The pipes and sewers of the United Kingdom are no stranger to foreign materials being flushed into them.
Lockdown brought that sharply into focus with parts of the country experiencing problems and blockages from paint, paper towels, wet wipes, newspapers, fat and even clothes.
None of those can hold a torch to what happens when concrete enters the nation’s pipework system, however. You do not need a degree in science to know that concrete sets rather hard and in sewers, that causes serious issues with damages running into hundreds of thousands of pounds.
Blockages caused by concrete are known as concretebergs and they are much more common than you might realise – we just don’t get to hear about them much as they are rarely acknowledged in public.
A report into concretebergs carried out by Construction News revealed that many incidents are covered by non-disclosure agreements between the contractor or persons responsible for the blockage and the water company whose network it occurs on.
These NDAs are put in place because costs are agreed between the parties out of court. Developers would rather pay off the water company for the damage and inconvenience caused than go through lengthy legal proceedings which might otherwise hold up construction.
There is some data available that highlights the problems caused by concretebergs. In 2017-18, Welsh Water experienced 220 blockages caused by cement, concrete rubble and bricks.
A concreteberg in Islington made headlines in 2019 due to its sheer size. 330 feet of concrete weighing as much as 20 elephants blocked three central London sewers on Thames Water’s network and cost £150,000 to remove.
Removing a concreteberg is a challenge. In Islington, it involved workers manually chipping away using tools including pneumatic drills and high-pressure jets until the blockage cleared.
While that was going on, wastewater tankers were needed on site 24 hours a day to remove sewerage which would have otherwise been unable to flow through the pipe network, eventually leading to contaminated water flooding into streets and nearby properties.
Sometimes, it is not possible to remove a concreteberg. One situation in London saw an egg-shaped brick sewer half-filled with concrete. Digging the concreteberg out would have been so costly and damaging to the existing sewer that it was decided to build a brand new sewer next to the ruined one instead.
The contractor responsible for the concreteberg had to pay for the replacement sewer and associated pipework with the costs running easily into six figures.
At this point, you might be wondering how concrete enters sewers and pipework systems. After all, you would have to be pretty foolish to knowingly pour a hard-setting material down a drain, although rogue builders have been known to do this.
The most common cause of concretebergs is piling during construction. As concrete is poured into the foundations of new buildings, it can sometimes escape into sewers.
Drains on construction sites are meant to be capped off to prevent this happening. Contractors should – somewhat ironically – use a layer of concrete to deliberately block off the sewer system, preventing any construction materials or waste from accessing the pipe network.
Other possible causes of concretebergs include when concrete walling – known as diaphragm walling – is used in the construction of massive tunnel shafts and basements.

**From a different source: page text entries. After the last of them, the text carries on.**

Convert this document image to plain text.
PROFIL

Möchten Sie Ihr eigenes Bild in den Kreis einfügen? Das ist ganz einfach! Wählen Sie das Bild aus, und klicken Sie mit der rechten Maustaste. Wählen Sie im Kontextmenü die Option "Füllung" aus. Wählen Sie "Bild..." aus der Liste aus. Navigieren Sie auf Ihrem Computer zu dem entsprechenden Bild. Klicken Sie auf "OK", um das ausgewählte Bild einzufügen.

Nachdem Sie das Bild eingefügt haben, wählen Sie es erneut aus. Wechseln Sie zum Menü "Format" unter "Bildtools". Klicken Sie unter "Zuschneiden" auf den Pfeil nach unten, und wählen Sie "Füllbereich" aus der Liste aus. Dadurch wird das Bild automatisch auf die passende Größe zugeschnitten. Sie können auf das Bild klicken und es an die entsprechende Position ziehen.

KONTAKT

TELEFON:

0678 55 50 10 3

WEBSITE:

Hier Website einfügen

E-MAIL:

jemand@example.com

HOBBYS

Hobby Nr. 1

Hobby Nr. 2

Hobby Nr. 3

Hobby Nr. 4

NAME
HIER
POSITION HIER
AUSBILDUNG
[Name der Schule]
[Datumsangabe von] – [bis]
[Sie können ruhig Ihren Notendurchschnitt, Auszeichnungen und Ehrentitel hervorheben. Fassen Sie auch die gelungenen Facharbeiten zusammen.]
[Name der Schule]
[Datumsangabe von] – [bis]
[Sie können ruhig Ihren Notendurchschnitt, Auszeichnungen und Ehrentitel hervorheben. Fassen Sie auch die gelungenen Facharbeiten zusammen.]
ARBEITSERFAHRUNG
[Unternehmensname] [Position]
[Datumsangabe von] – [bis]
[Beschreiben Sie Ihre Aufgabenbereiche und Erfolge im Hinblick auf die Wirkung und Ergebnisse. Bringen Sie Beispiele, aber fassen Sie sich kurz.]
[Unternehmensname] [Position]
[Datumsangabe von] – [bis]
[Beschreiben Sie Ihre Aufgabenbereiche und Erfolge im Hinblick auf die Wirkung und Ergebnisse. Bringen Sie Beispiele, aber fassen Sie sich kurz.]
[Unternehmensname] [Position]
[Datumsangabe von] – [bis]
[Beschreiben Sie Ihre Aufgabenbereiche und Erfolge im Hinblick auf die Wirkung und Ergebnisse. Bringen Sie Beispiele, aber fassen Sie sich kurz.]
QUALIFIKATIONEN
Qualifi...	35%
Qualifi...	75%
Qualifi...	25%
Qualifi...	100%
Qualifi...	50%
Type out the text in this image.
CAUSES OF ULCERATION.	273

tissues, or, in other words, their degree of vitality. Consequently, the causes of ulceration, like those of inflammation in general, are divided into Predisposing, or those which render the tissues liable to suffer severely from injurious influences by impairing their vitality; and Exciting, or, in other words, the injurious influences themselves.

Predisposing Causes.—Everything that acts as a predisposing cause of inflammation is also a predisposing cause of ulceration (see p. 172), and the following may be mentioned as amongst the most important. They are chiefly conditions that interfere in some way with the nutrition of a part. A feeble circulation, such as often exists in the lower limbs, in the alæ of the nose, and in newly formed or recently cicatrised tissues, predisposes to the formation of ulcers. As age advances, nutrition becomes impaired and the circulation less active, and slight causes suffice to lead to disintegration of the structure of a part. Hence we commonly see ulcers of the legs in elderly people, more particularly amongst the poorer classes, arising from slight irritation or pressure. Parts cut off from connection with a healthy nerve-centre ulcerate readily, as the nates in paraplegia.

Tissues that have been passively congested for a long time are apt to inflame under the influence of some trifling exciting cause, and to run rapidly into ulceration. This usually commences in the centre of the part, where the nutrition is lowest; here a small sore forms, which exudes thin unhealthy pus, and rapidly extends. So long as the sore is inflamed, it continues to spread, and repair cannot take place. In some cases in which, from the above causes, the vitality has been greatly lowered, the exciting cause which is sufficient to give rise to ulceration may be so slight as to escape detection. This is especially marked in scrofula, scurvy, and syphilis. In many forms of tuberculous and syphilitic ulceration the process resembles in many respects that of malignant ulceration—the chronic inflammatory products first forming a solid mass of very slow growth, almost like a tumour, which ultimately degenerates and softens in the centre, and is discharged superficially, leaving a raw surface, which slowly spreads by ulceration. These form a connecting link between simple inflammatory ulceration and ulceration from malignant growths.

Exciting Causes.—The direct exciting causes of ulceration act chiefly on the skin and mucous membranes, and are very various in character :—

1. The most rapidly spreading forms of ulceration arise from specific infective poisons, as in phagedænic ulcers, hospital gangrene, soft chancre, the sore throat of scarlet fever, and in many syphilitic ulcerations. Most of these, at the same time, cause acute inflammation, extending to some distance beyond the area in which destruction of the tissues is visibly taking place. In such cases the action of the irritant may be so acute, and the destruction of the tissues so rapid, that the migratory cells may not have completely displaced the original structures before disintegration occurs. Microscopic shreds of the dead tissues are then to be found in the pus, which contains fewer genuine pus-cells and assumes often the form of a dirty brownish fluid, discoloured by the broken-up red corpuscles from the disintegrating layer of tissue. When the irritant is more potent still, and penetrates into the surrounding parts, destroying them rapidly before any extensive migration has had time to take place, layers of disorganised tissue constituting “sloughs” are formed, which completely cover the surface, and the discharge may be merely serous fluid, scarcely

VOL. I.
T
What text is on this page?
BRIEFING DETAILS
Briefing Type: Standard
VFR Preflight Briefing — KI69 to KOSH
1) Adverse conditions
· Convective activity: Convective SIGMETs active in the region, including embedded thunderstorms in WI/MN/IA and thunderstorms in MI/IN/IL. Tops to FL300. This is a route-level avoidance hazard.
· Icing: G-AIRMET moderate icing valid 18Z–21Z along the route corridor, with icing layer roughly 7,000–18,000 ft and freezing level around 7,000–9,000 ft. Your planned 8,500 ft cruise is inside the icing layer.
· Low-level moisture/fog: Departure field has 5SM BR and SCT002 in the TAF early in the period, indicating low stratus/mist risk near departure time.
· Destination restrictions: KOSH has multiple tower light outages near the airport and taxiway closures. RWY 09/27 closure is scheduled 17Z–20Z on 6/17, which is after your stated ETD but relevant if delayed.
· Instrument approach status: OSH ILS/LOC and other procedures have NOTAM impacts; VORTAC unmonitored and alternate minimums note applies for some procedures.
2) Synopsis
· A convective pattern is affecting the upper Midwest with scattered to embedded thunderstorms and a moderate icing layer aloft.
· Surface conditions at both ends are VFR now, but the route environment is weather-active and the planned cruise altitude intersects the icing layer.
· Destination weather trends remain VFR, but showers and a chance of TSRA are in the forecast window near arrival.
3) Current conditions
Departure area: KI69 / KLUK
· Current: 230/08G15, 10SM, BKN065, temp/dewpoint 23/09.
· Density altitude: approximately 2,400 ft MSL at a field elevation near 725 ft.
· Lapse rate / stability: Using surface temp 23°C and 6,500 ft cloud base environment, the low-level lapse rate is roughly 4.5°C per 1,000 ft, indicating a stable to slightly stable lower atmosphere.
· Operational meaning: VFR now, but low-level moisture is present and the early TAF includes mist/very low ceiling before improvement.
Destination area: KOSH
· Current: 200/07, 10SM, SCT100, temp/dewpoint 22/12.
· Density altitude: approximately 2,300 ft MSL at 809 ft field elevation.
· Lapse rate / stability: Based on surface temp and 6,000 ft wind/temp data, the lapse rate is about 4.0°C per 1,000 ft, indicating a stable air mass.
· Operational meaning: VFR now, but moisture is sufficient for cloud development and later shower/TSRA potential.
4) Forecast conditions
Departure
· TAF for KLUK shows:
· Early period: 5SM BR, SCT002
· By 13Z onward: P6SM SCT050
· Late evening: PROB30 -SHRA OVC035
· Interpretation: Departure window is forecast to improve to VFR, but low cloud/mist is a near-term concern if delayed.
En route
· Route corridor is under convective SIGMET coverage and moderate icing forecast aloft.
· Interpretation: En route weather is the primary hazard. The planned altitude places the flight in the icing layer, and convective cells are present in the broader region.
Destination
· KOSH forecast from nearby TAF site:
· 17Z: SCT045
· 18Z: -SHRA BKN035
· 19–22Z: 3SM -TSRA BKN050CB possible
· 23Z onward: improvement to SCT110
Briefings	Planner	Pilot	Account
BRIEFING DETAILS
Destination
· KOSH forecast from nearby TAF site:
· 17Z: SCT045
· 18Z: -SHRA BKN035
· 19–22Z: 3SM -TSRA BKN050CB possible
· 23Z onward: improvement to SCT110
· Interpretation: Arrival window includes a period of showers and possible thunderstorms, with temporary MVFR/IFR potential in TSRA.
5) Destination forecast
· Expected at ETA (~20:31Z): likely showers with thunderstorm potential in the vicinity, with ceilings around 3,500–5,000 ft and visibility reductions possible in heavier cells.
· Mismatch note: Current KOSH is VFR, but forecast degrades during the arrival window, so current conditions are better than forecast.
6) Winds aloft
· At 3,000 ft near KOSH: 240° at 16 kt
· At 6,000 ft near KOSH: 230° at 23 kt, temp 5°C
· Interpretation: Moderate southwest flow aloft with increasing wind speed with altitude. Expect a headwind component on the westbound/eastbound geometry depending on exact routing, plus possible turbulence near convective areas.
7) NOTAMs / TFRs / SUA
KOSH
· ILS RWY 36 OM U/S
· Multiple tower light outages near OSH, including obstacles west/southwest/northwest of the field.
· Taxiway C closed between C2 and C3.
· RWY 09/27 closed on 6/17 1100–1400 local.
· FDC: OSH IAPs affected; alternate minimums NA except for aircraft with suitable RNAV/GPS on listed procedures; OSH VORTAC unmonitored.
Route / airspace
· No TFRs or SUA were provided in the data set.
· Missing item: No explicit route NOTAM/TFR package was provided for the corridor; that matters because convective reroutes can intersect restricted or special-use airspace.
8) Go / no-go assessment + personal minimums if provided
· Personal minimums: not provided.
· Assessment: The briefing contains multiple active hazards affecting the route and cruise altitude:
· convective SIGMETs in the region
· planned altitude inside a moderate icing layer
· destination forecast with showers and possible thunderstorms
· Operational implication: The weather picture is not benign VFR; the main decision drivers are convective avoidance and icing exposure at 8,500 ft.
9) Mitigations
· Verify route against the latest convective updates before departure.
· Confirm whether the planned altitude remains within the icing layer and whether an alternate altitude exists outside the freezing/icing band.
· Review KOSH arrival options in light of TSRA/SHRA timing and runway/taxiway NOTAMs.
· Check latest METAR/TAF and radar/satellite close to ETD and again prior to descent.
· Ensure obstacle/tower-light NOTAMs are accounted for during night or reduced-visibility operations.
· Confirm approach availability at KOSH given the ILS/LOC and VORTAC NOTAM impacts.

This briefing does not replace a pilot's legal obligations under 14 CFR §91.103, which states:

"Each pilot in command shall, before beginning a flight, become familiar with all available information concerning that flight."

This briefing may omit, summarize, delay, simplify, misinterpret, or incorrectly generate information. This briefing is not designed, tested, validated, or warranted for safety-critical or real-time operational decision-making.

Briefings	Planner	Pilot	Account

Installing a horizontal strip foundation made of concrete can also lead to contractors accidentally breaking into sewers and there have been suggestions in the past that contractors washing out concrete mixers with water which then flows into open drains could be a contributor.
Once concrete begins pouring into a sewer, it will travel for between 328 and 984 feet before it begins to set. The curing process takes 24-48 hours, which means that problems are only identified two days after the concrete entered the system when drains stop working and toilets fail to flush.
On occasions, concretebergs can be unknowingly caused by construction firms. One rare example of a contested liability case making it all the way to court came in 2008 when Northumbrian Water alleged that a firm employed by Sir Robert McAlpine had tapped into and blocked a drain with concrete in Newcastle.
The contractor argued that it could not be held responsible as the sewer appeared on just one planning document from 1908. The drain had not been mapped once for 100 years and nobody was aware of its existence until the concreteberg appeared.
Incidents like the one in Newcastle involving unchartered sewers are rare, but they do happen. Until Britain’s vast underground network of pipes, sewers, cables and tunnels is properly mapped – as ordnance survey have proposed should be done – then there will be a chance that an unknown facility could become inadvertently damaged.
It is not just construction firms and building sites that need to watch whether concrete is entering a sewer. Homeowners using cement in DIY tasks might think that disposing of a small quantity of concrete via their drains is safe, but even that will set hard inside the pipe network and prevent wastewater from flowing properly.
If you need to dispose of concrete or other excess building materials, then you should wait for it set and then remove it as one solid mass.